It isn’t actually true that $n!=(2\pi n)^{1/2}\left(\frac{n}e\right)^n\;:$ the righthand side is only approximately equal to $n!$. What is true, however, is that $\lim_{n\to\infty}\frac1{n!}\cdot(2\pi n)^{1/2}\left(\frac{n}e\right)^n=1\;,\tag{1}$ which would be good enough for your purposes if you were to approach the problem using Stirling’s approximation. That, however, is doing it very much the hard way. Here’s a much easier approach.

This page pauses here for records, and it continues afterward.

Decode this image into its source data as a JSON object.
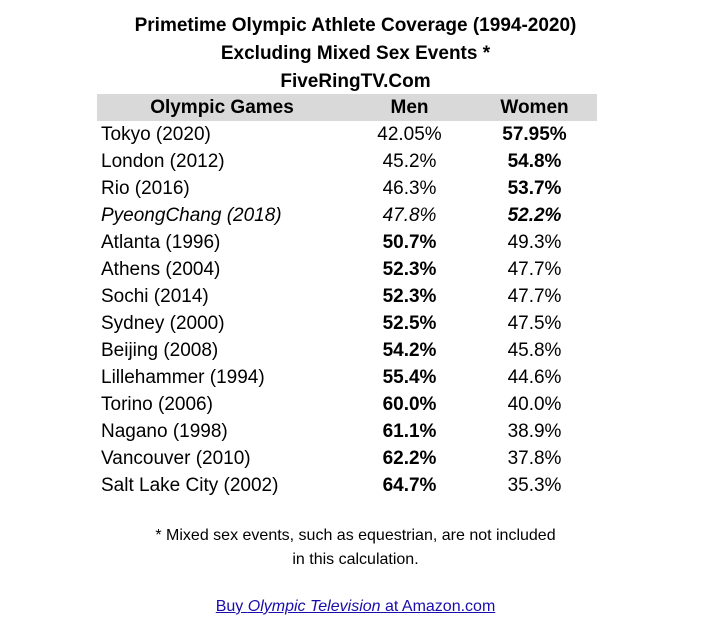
{
  "title": {
    "line1": "Primetime Olympic Athlete Coverage (1994-2020)",
    "line2": "Excluding Mixed Sex Events *",
    "line3": "FiveRingTV.Com"
  },
  "table": {
    "headers": {
      "games": "Olympic Games",
      "men": "Men",
      "women": "Women"
    },
    "rows": [
      {
        "games": "Tokyo (2020)",
        "men": "42.05%",
        "women": "57.95%",
        "bold": "women",
        "italic": false
      },
      {
        "games": "London (2012)",
        "men": "45.2%",
        "women": "54.8%",
        "bold": "women",
        "italic": false
      },
      {
        "games": "Rio (2016)",
        "men": "46.3%",
        "women": "53.7%",
        "bold": "women",
        "italic": false
      },
      {
        "games": "PyeongChang (2018)",
        "men": "47.8%",
        "women": "52.2%",
        "bold": "women",
        "italic": true
      },
      {
        "games": "Atlanta (1996)",
        "men": "50.7%",
        "women": "49.3%",
        "bold": "men",
        "italic": false
      },
      {
        "games": "Athens (2004)",
        "men": "52.3%",
        "women": "47.7%",
        "bold": "men",
        "italic": false
      },
      {
        "games": "Sochi (2014)",
        "men": "52.3%",
        "women": "47.7%",
        "bold": "men",
        "italic": false
      },
      {
        "games": "Sydney (2000)",
        "men": "52.5%",
        "women": "47.5%",
        "bold": "men",
        "italic": false
      },
      {
        "games": "Beijing (2008)",
        "men": "54.2%",
        "women": "45.8%",
        "bold": "men",
        "italic": false
      },
      {
        "games": "Lillehammer (1994)",
        "men": "55.4%",
        "women": "44.6%",
        "bold": "men",
        "italic": false
      },
      {
        "games": "Torino (2006)",
        "men": "60.0%",
        "women": "40.0%",
        "bold": "men",
        "italic": false
      },
      {
        "games": "Nagano (1998)",
        "men": "61.1%",
        "women": "38.9%",
        "bold": "men",
        "italic": false
      },
      {
        "games": "Vancouver (2010)",
        "men": "62.2%",
        "women": "37.8%",
        "bold": "men",
        "italic": false
      },
      {
        "games": "Salt Lake City (2002)",
        "men": "64.7%",
        "women": "35.3%",
        "bold": "men",
        "italic": false
      }
    ]
  },
  "footnote": {
    "line1": "* Mixed sex events, such as equestrian, are not included",
    "line2": "in this calculation."
  },
  "buy_link": {
    "prefix": "Buy ",
    "book": "Olympic Television",
    "suffix": " at Amazon.com"
  }
}
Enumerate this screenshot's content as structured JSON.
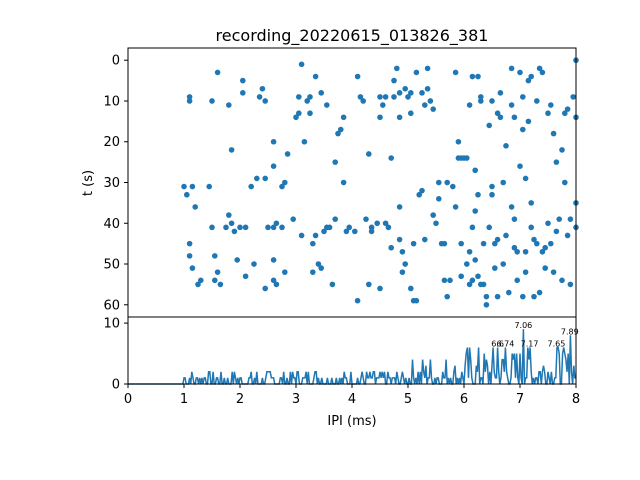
{
  "chart_data": [
    {
      "type": "scatter",
      "title": "recording_20220615_013826_381",
      "xlabel": "",
      "ylabel": "t (s)",
      "xlim": [
        0,
        8
      ],
      "ylim": [
        63,
        -3
      ],
      "y_inverted": true,
      "yticks": [
        "0",
        "10",
        "20",
        "30",
        "40",
        "50",
        "60"
      ],
      "color": "#1f77b4",
      "points": [
        [
          1.1,
          9
        ],
        [
          1.1,
          10
        ],
        [
          1.0,
          31
        ],
        [
          1.05,
          33
        ],
        [
          1.15,
          31
        ],
        [
          1.2,
          36
        ],
        [
          1.1,
          45
        ],
        [
          1.1,
          48
        ],
        [
          1.15,
          51
        ],
        [
          1.25,
          55
        ],
        [
          1.3,
          54
        ],
        [
          1.5,
          10
        ],
        [
          1.6,
          3
        ],
        [
          1.45,
          31
        ],
        [
          1.5,
          41
        ],
        [
          1.55,
          48
        ],
        [
          1.6,
          52
        ],
        [
          1.55,
          54
        ],
        [
          1.65,
          55
        ],
        [
          1.8,
          11
        ],
        [
          1.85,
          22
        ],
        [
          1.8,
          38
        ],
        [
          1.85,
          40
        ],
        [
          1.75,
          41
        ],
        [
          1.9,
          42
        ],
        [
          1.95,
          49
        ],
        [
          2.05,
          5
        ],
        [
          2.05,
          8
        ],
        [
          2.0,
          41
        ],
        [
          2.1,
          41
        ],
        [
          2.1,
          53
        ],
        [
          2.2,
          31
        ],
        [
          2.25,
          50
        ],
        [
          2.35,
          9
        ],
        [
          2.4,
          7
        ],
        [
          2.45,
          10
        ],
        [
          2.3,
          29
        ],
        [
          2.45,
          29
        ],
        [
          2.5,
          41
        ],
        [
          2.45,
          56
        ],
        [
          2.6,
          20
        ],
        [
          2.6,
          26
        ],
        [
          2.6,
          41
        ],
        [
          2.65,
          40
        ],
        [
          2.6,
          49
        ],
        [
          2.6,
          54
        ],
        [
          2.65,
          55
        ],
        [
          2.75,
          31
        ],
        [
          2.8,
          30
        ],
        [
          2.75,
          41
        ],
        [
          2.8,
          52
        ],
        [
          2.85,
          23
        ],
        [
          2.95,
          39
        ],
        [
          3.0,
          14
        ],
        [
          3.05,
          13
        ],
        [
          3.05,
          9
        ],
        [
          3.1,
          1
        ],
        [
          3.1,
          43
        ],
        [
          3.15,
          20
        ],
        [
          3.2,
          10
        ],
        [
          3.25,
          13
        ],
        [
          3.25,
          9
        ],
        [
          3.3,
          45
        ],
        [
          3.3,
          52
        ],
        [
          3.35,
          43
        ],
        [
          3.4,
          50
        ],
        [
          3.35,
          4
        ],
        [
          3.45,
          8
        ],
        [
          3.5,
          42
        ],
        [
          3.45,
          51
        ],
        [
          3.55,
          11
        ],
        [
          3.55,
          41
        ],
        [
          3.6,
          41
        ],
        [
          3.65,
          55
        ],
        [
          3.7,
          39
        ],
        [
          3.7,
          25
        ],
        [
          3.75,
          18
        ],
        [
          3.8,
          17
        ],
        [
          3.85,
          14
        ],
        [
          3.85,
          30
        ],
        [
          3.9,
          42
        ],
        [
          3.95,
          41
        ],
        [
          4.1,
          4
        ],
        [
          4.1,
          59
        ],
        [
          4.05,
          42
        ],
        [
          4.15,
          9
        ],
        [
          4.2,
          10
        ],
        [
          4.25,
          39
        ],
        [
          4.3,
          55
        ],
        [
          4.3,
          23
        ],
        [
          4.35,
          41
        ],
        [
          4.35,
          42
        ],
        [
          4.45,
          40
        ],
        [
          4.5,
          56
        ],
        [
          4.5,
          9
        ],
        [
          4.5,
          14
        ],
        [
          4.55,
          11
        ],
        [
          4.6,
          9
        ],
        [
          4.6,
          40
        ],
        [
          4.65,
          41
        ],
        [
          4.7,
          46
        ],
        [
          4.7,
          24
        ],
        [
          4.75,
          5
        ],
        [
          4.75,
          9
        ],
        [
          4.8,
          2
        ],
        [
          4.85,
          8
        ],
        [
          4.85,
          14
        ],
        [
          4.85,
          36
        ],
        [
          4.85,
          44
        ],
        [
          4.9,
          47
        ],
        [
          4.9,
          52
        ],
        [
          4.95,
          50
        ],
        [
          4.95,
          7
        ],
        [
          5.0,
          9
        ],
        [
          5.05,
          8
        ],
        [
          5.05,
          13
        ],
        [
          5.05,
          56
        ],
        [
          5.1,
          45
        ],
        [
          5.1,
          59
        ],
        [
          5.15,
          3
        ],
        [
          5.15,
          59
        ],
        [
          5.2,
          33
        ],
        [
          5.25,
          32
        ],
        [
          5.25,
          8
        ],
        [
          5.3,
          11
        ],
        [
          5.3,
          44
        ],
        [
          5.35,
          2
        ],
        [
          5.35,
          7
        ],
        [
          5.4,
          10
        ],
        [
          5.45,
          12
        ],
        [
          5.45,
          38
        ],
        [
          5.5,
          40
        ],
        [
          5.55,
          34
        ],
        [
          5.55,
          30
        ],
        [
          5.6,
          45
        ],
        [
          5.65,
          45
        ],
        [
          5.65,
          54
        ],
        [
          5.7,
          30
        ],
        [
          5.7,
          58
        ],
        [
          5.75,
          54
        ],
        [
          5.85,
          3
        ],
        [
          5.85,
          36
        ],
        [
          5.9,
          20
        ],
        [
          5.9,
          24
        ],
        [
          5.95,
          45
        ],
        [
          5.95,
          24
        ],
        [
          5.95,
          53
        ],
        [
          6.0,
          24
        ],
        [
          6.05,
          24
        ],
        [
          6.05,
          50
        ],
        [
          6.1,
          11
        ],
        [
          6.1,
          47
        ],
        [
          6.1,
          55
        ],
        [
          6.15,
          4
        ],
        [
          6.15,
          41
        ],
        [
          6.2,
          37
        ],
        [
          6.2,
          49
        ],
        [
          6.25,
          4
        ],
        [
          6.25,
          33
        ],
        [
          6.25,
          53
        ],
        [
          6.3,
          9
        ],
        [
          6.3,
          55
        ],
        [
          6.35,
          45
        ],
        [
          6.35,
          55
        ],
        [
          6.4,
          58
        ],
        [
          6.4,
          60
        ],
        [
          6.45,
          16
        ],
        [
          6.45,
          41
        ],
        [
          6.5,
          31
        ],
        [
          6.5,
          10
        ],
        [
          6.55,
          45
        ],
        [
          6.55,
          51
        ],
        [
          6.6,
          13
        ],
        [
          6.6,
          44
        ],
        [
          6.6,
          58
        ],
        [
          6.65,
          8
        ],
        [
          6.65,
          14
        ],
        [
          6.7,
          30
        ],
        [
          6.7,
          50
        ],
        [
          6.75,
          21
        ],
        [
          6.75,
          43
        ],
        [
          6.8,
          57
        ],
        [
          6.85,
          36
        ],
        [
          6.85,
          11
        ],
        [
          6.9,
          14
        ],
        [
          6.9,
          46
        ],
        [
          6.95,
          47
        ],
        [
          6.95,
          54
        ],
        [
          7.0,
          3
        ],
        [
          7.0,
          26
        ],
        [
          7.05,
          9
        ],
        [
          7.05,
          58
        ],
        [
          7.1,
          29
        ],
        [
          7.1,
          47
        ],
        [
          7.1,
          52
        ],
        [
          7.15,
          15
        ],
        [
          7.15,
          5
        ],
        [
          7.2,
          4
        ],
        [
          7.2,
          35
        ],
        [
          7.2,
          41
        ],
        [
          7.25,
          44
        ],
        [
          7.25,
          58
        ],
        [
          7.3,
          10
        ],
        [
          7.3,
          45
        ],
        [
          7.35,
          2
        ],
        [
          7.35,
          57
        ],
        [
          7.4,
          3
        ],
        [
          7.4,
          47
        ],
        [
          7.45,
          51
        ],
        [
          7.5,
          13
        ],
        [
          7.5,
          40
        ],
        [
          7.55,
          11
        ],
        [
          7.55,
          45
        ],
        [
          7.6,
          52
        ],
        [
          7.6,
          18
        ],
        [
          7.65,
          25
        ],
        [
          7.65,
          42
        ],
        [
          7.7,
          39
        ],
        [
          7.75,
          54
        ],
        [
          7.8,
          13
        ],
        [
          7.8,
          30
        ],
        [
          7.85,
          12
        ],
        [
          7.85,
          43
        ],
        [
          7.9,
          39
        ],
        [
          7.9,
          55
        ],
        [
          7.95,
          9
        ],
        [
          8.0,
          0
        ],
        [
          8.0,
          14
        ],
        [
          8.0,
          35
        ],
        [
          8.0,
          41
        ],
        [
          6.85,
          2
        ],
        [
          6.3,
          10
        ],
        [
          6.2,
          27
        ],
        [
          6.9,
          39
        ],
        [
          7.45,
          46
        ],
        [
          7.05,
          17
        ],
        [
          6.15,
          54
        ],
        [
          5.8,
          31
        ],
        [
          6.5,
          33
        ],
        [
          7.75,
          22
        ]
      ]
    },
    {
      "type": "line",
      "title": "",
      "xlabel": "IPI (ms)",
      "ylabel": "",
      "xlim": [
        0,
        8
      ],
      "ylim": [
        0,
        11
      ],
      "xticks": [
        "0",
        "1",
        "2",
        "3",
        "4",
        "5",
        "6",
        "7",
        "8"
      ],
      "yticks": [
        "0",
        "10"
      ],
      "color": "#1f77b4",
      "peak_labels": [
        {
          "x": 6.6,
          "y": 6,
          "text": "6.6"
        },
        {
          "x": 6.74,
          "y": 6,
          "text": "6.74"
        },
        {
          "x": 7.06,
          "y": 9,
          "text": "7.06"
        },
        {
          "x": 7.17,
          "y": 6,
          "text": "7.17"
        },
        {
          "x": 7.65,
          "y": 6,
          "text": "7.65"
        },
        {
          "x": 7.89,
          "y": 8,
          "text": "7.89"
        }
      ]
    }
  ]
}
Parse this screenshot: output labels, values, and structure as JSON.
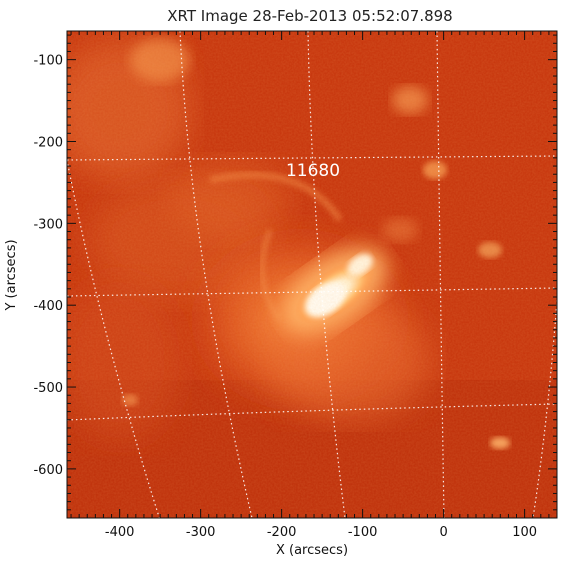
{
  "title": "XRT Image 28-Feb-2013 05:52:07.898",
  "active_region_label": "11680",
  "x_axis": {
    "label": "X (arcsecs)",
    "range": [
      -465,
      140
    ],
    "ticks": [
      -400,
      -300,
      -200,
      -100,
      0,
      100
    ],
    "tick_labels": [
      "-400",
      "-300",
      "-200",
      "-100",
      "0",
      "100"
    ]
  },
  "y_axis": {
    "label": "Y (arcsecs)",
    "range": [
      -660,
      -65
    ],
    "ticks": [
      -100,
      -200,
      -300,
      -400,
      -500,
      -600
    ],
    "tick_labels": [
      "-100",
      "-200",
      "-300",
      "-400",
      "-500",
      "-600"
    ]
  },
  "colors": {
    "background": "#cc3a12",
    "bright_core": "#fff8e8",
    "grid": "#ffffff"
  }
}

You want to show that $\lim_{n\to\infty}\frac{n!}{2^n}=\infty\;.$ The fraction has $n$ factors in both the numerator and the denominator, so you can write it as $\frac{n!}{2^n}=\prod_{k=1}^n\frac{k}2=\frac12\cdot\frac22\cdot\frac32\cdot\ldots\cdot\frac{n-1}2\cdot\frac{n}2\;.$ Call this product $f(n)$. By actual calculation $f(4)=3/2$. Now suppose that $n>4$; then
$f(n)=f(4)\prod_{k=5}^n\frac{k}2=\frac32\cdot\underbrace{\frac52\cdot\frac62\cdot\ldots\cdot\frac{n-1}2\cdot\frac{n}2}\;.$ Can you see why this is greater than $2^{n-4}$, and why that gives you the desired result?